Columbia County Sheriff’s Office deputies responded to a 911 call from the park and arrested the woman at the scene on a charge of cruelty to children, according to WJBF NewsChannel 6, which first reported the story. The girl was examined at a local hospital for head and neck injuries and later released into her father’s custody after a review by investigators and child welfare officials.
What witnesses told deputies

Multiple witnesses told responding deputies that the mother had been arguing near the playground when she grabbed her daughter by the hair, yanked her off the ground, and slammed her into a fence, according to the incident report cited by WJBF. At least one bystander recorded the confrontation on a cellphone. Witnesses said the girl’s head struck the fence and that the child appeared dazed and in pain.
When other parents at the park confronted the woman about her behavior, she allegedly responded: “That is my daughter, I can do what I want,” according to the sheriff’s office account reported by Law & Crime. Deputies say at least one witness also described the mother grabbing the girl by the throat during the altercation.
Someone in the crowd called 911 while others moved to comfort the child. Deputies arrived shortly after and separated the mother from her daughter.
The arrest and the child’s placement
After reviewing the witness video and interviewing several bystanders who observed the incident from different vantage points around the playground, deputies arrested the mother at the park, according to WJBF. She was booked into the Columbia County jail on a child cruelty charge.
Under Georgia law, cruelty to children in the first degree, which involves causing excessive physical pain or mental suffering, is a felony carrying up to 20 years in prison. Second-degree cruelty, which covers allowing a child to be exposed to cruel treatment, is a misdemeanor. Court records had not yet specified which degree the mother faces as of late March 2026.
The 5-year-old was evaluated by medical staff and by officials from the Georgia Division of Family and Children Services (DFCS) before being placed with her father, WJBF reported. It was not immediately clear whether the mother had retained an attorney or posted bond.
Why bystander intervention mattered
Legal observers and child welfare advocates say this case highlights the role ordinary people can play when they witness violence against a child in a public setting. The bystanders in Evans did three things that investigators later relied on: they recorded video, they called 911, and they verbally challenged the mother’s behavior, which prompted the alleged statement that deputies now consider key evidence.

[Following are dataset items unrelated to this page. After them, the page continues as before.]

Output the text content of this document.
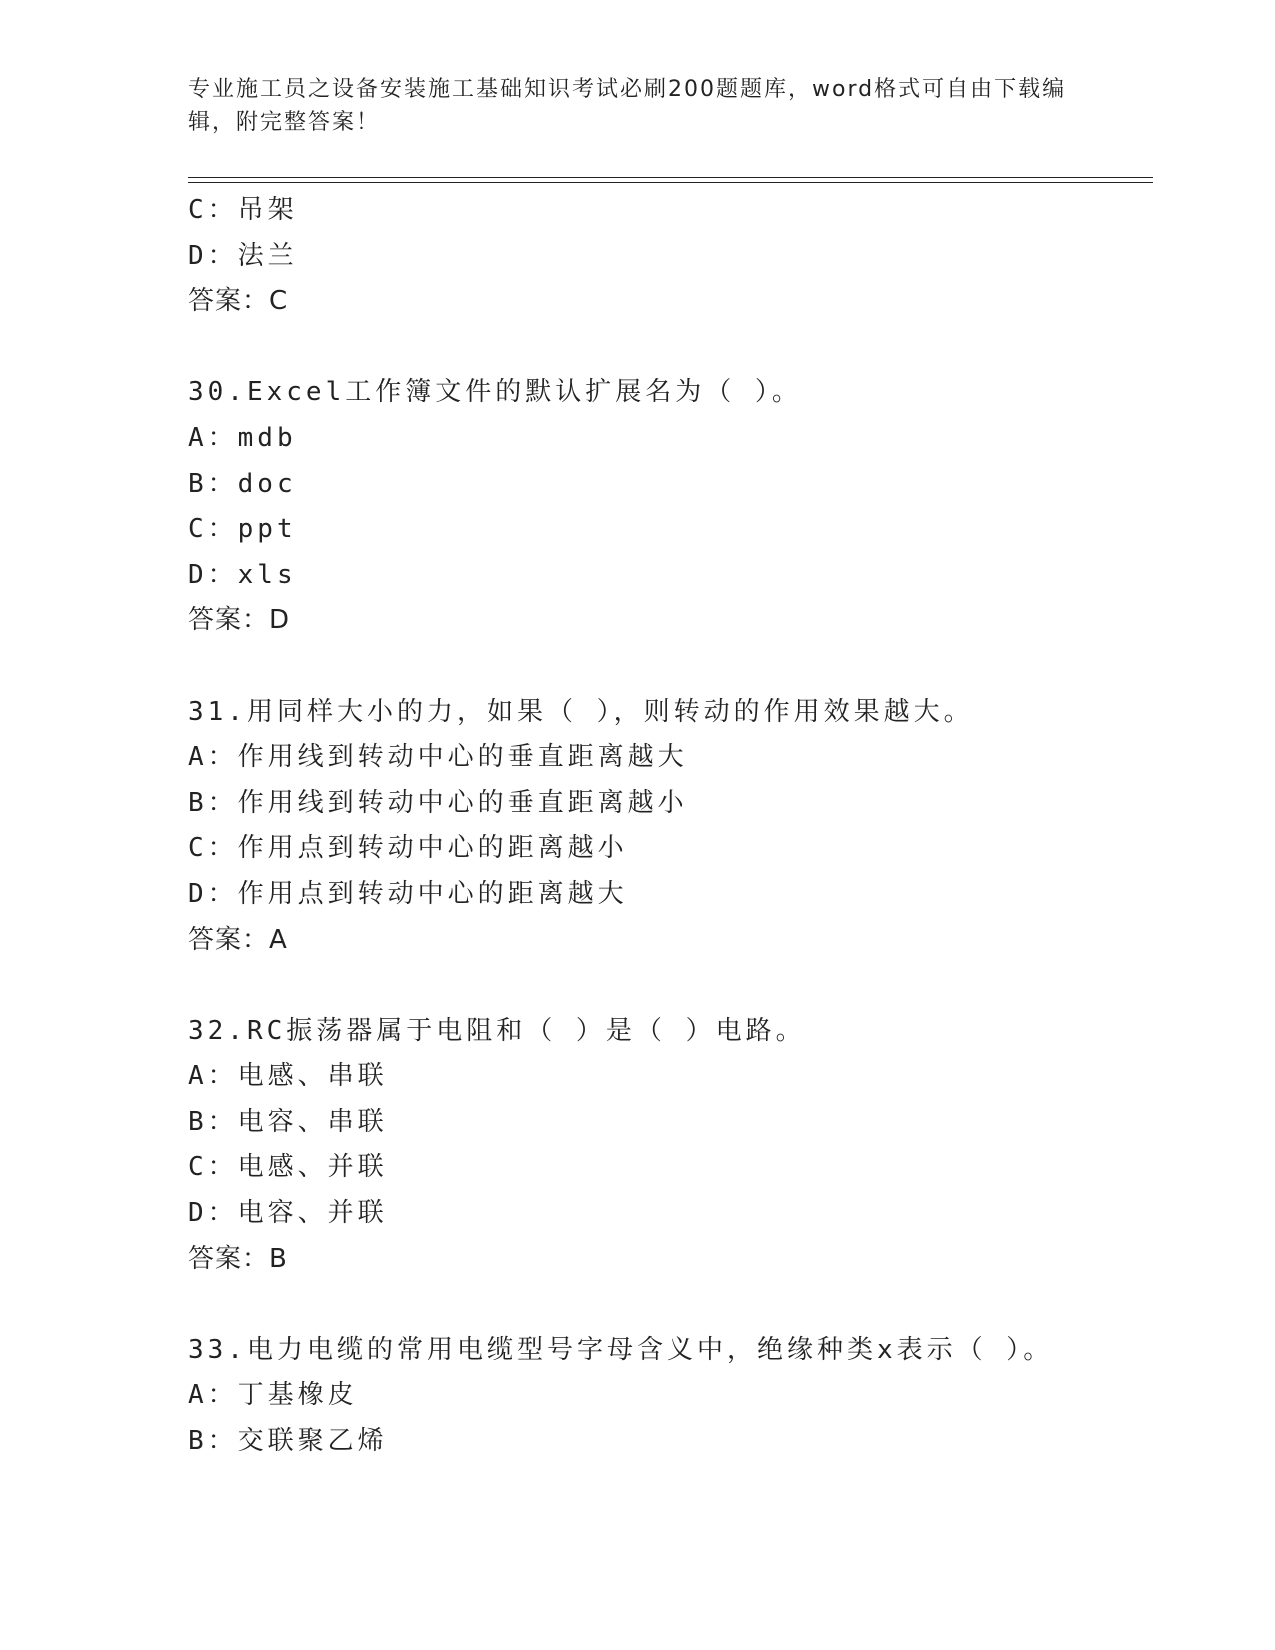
专业施工员之设备安装施工基础知识考试必刷200题题库，word格式可自由下载编辑，附完整答案！
C：吊架
D：法兰
答案：C
30.Excel工作簿文件的默认扩展名为（ ）。
A：mdb
B：doc
C：ppt
D：xls
答案：D
31.用同样大小的力，如果（ ），则转动的作用效果越大。
A：作用线到转动中心的垂直距离越大
B：作用线到转动中心的垂直距离越小
C：作用点到转动中心的距离越小
D：作用点到转动中心的距离越大
答案：A
32.RC振荡器属于电阻和（ ）是（ ）电路。
A：电感、串联
B：电容、串联
C：电感、并联
D：电容、并联
答案：B
33.电力电缆的常用电缆型号字母含义中，绝缘种类x表示（ ）。
A：丁基橡皮
B：交联聚乙烯
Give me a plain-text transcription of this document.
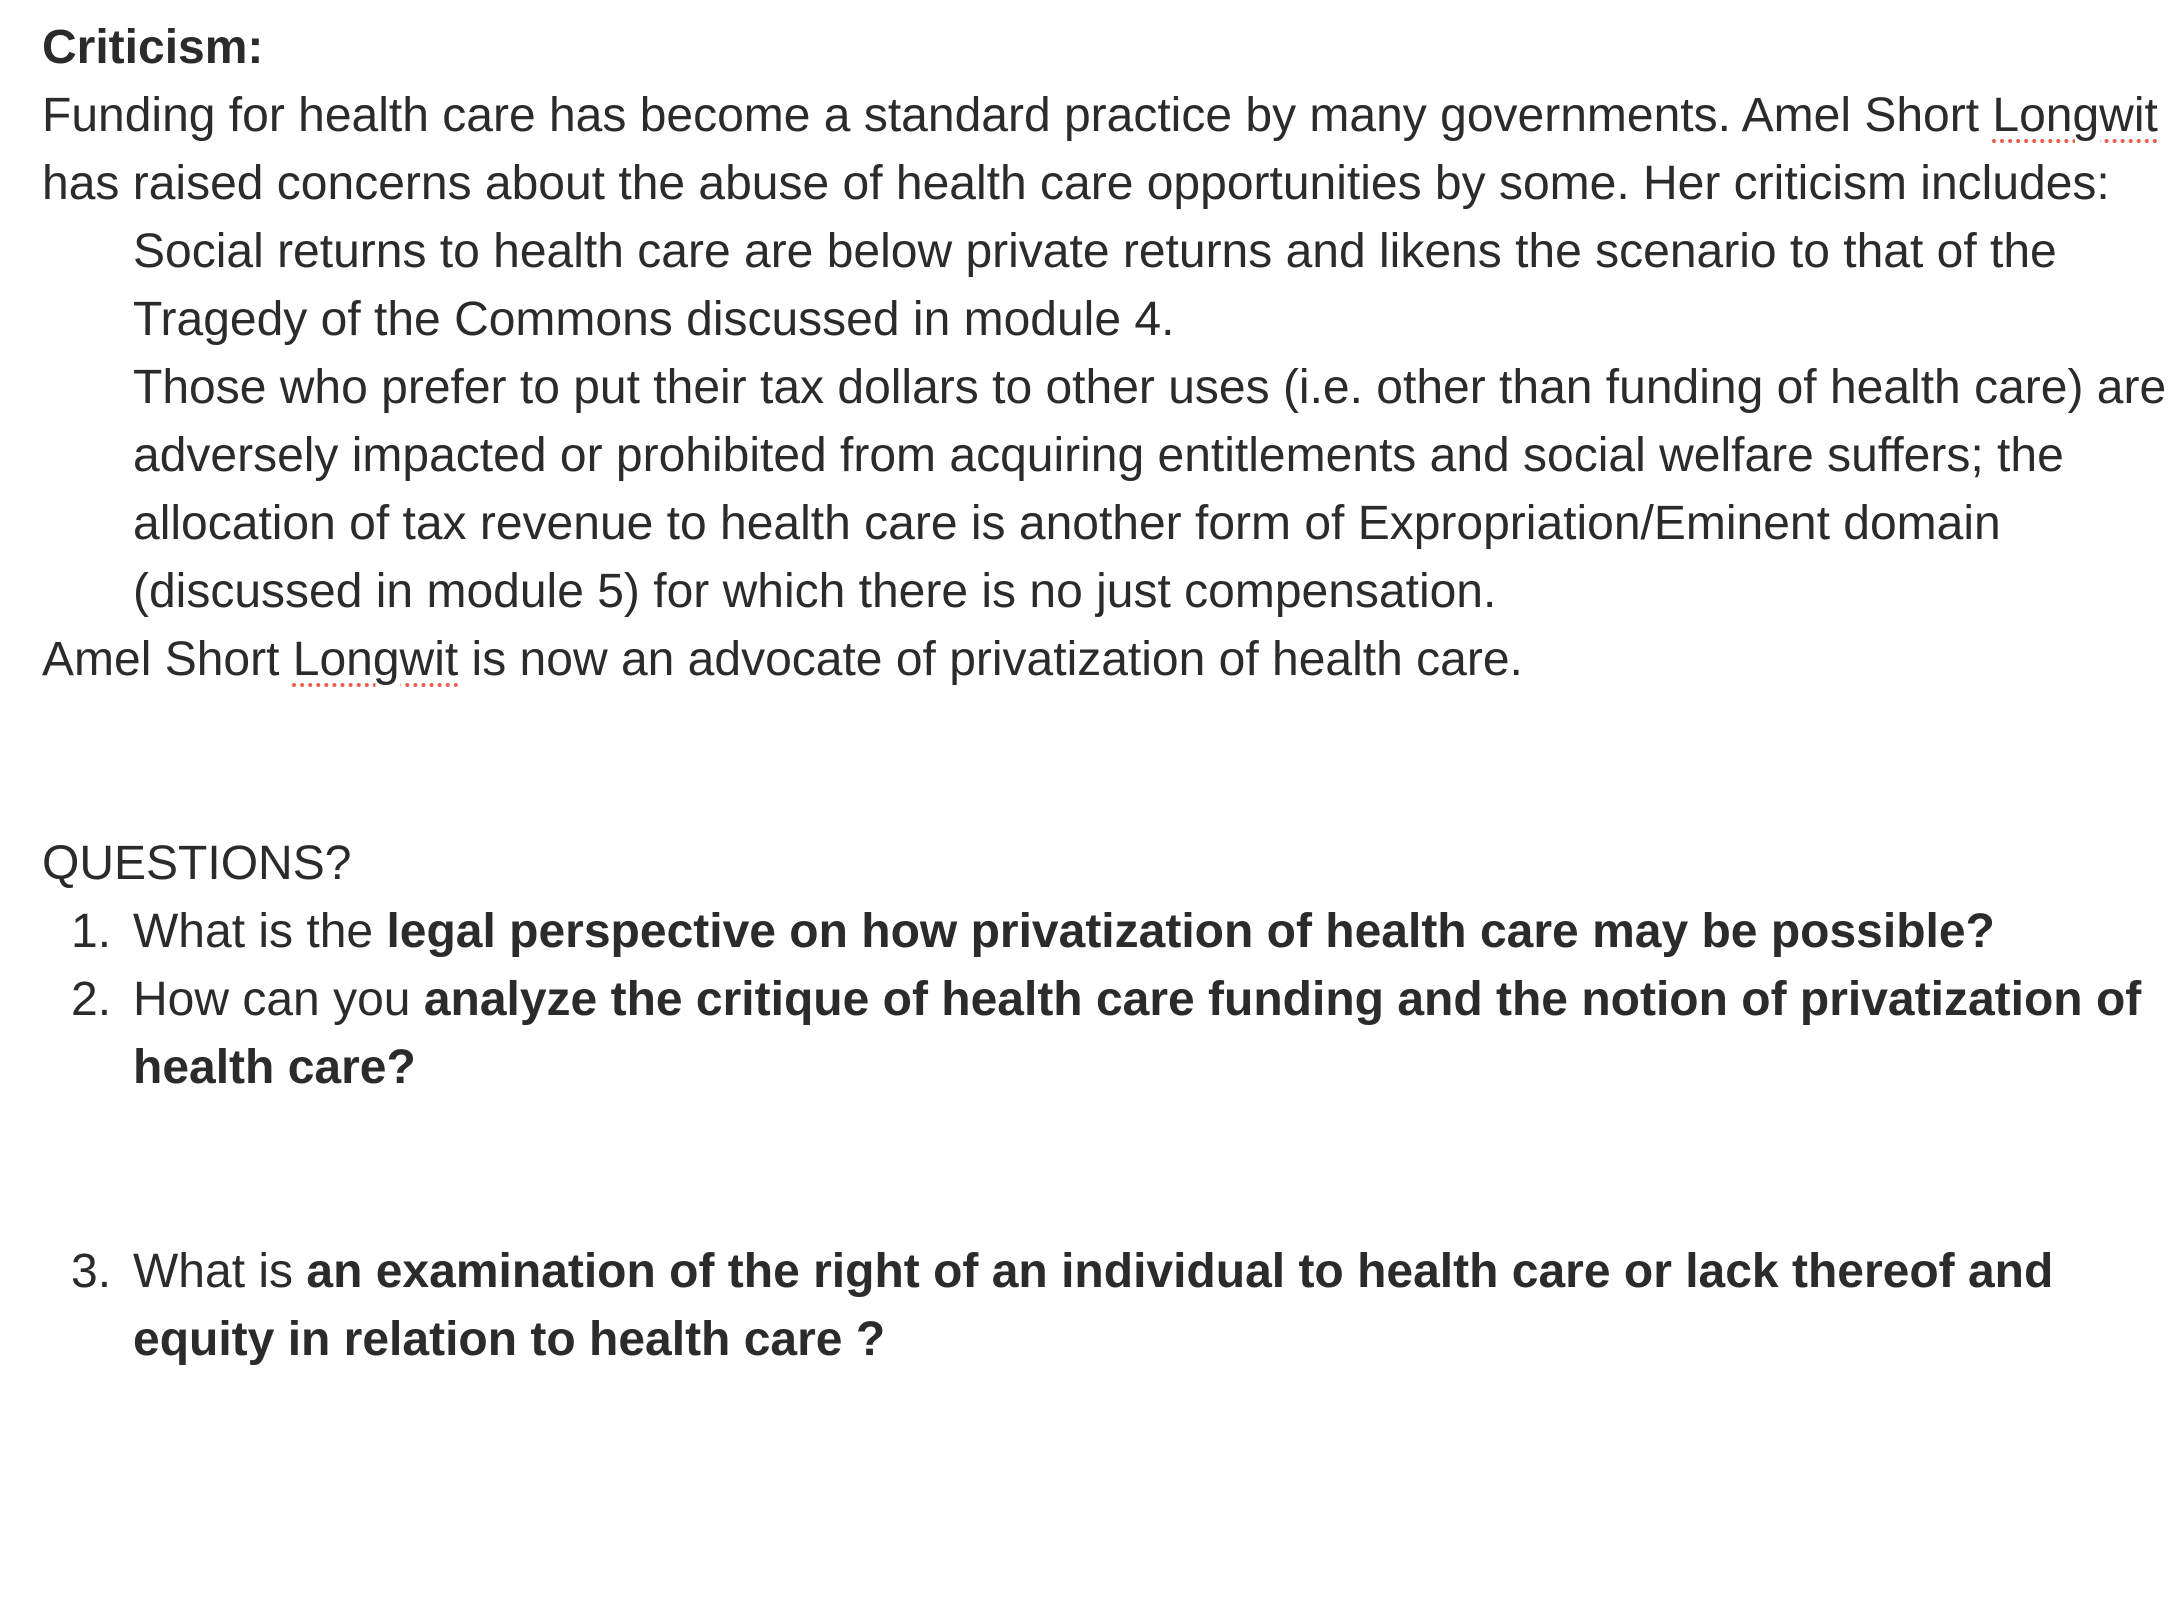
Criticism:

Funding for health care has become a standard practice by many governments. Amel Short Longwit has raised concerns about the abuse of health care opportunities by some. Her criticism includes:

Social returns to health care are below private returns and likens the scenario to that of the Tragedy of the Commons discussed in module 4.

Those who prefer to put their tax dollars to other uses (i.e. other than funding of health care) are adversely impacted or prohibited from acquiring entitlements and social welfare suffers; the allocation of tax revenue to health care is another form of Expropriation/Eminent domain (discussed in module 5) for which there is no just compensation.

Amel Short Longwit is now an advocate of privatization of health care.

QUESTIONS?

1. What is the legal perspective on how privatization of health care may be possible?
2. How can you analyze the critique of health care funding and the notion of privatization of health care?
3. What is an examination of the right of an individual to health care or lack thereof and equity in relation to health care ?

“The video and the witnesses are going to be the backbone of this prosecution,” said a legal analyst reviewing the case for Law & Crime. The mother’s alleged declaration that she could do whatever she wanted to her child directly undercuts any future claim that the contact was reasonable parental discipline, a defense Georgia courts have recognized in limited circumstances.
Child welfare professionals also note that incidents like this one rarely emerge from nowhere. The U.S. Children’s Bureau emphasizes that community-based prevention programs, crisis hotlines, and parental stress resources can intervene before a moment of anger becomes a criminal case. Georgia’s DFCS maintains a 24-hour hotline (1-855-GACHILD) for reporting suspected child abuse.
For the families who were at the Evans park that afternoon, the memory is not likely to fade quickly. But investigators say the willingness of strangers to act, rather than look away, is the reason the 5-year-old girl is now safe with her father while the courts decide what comes next.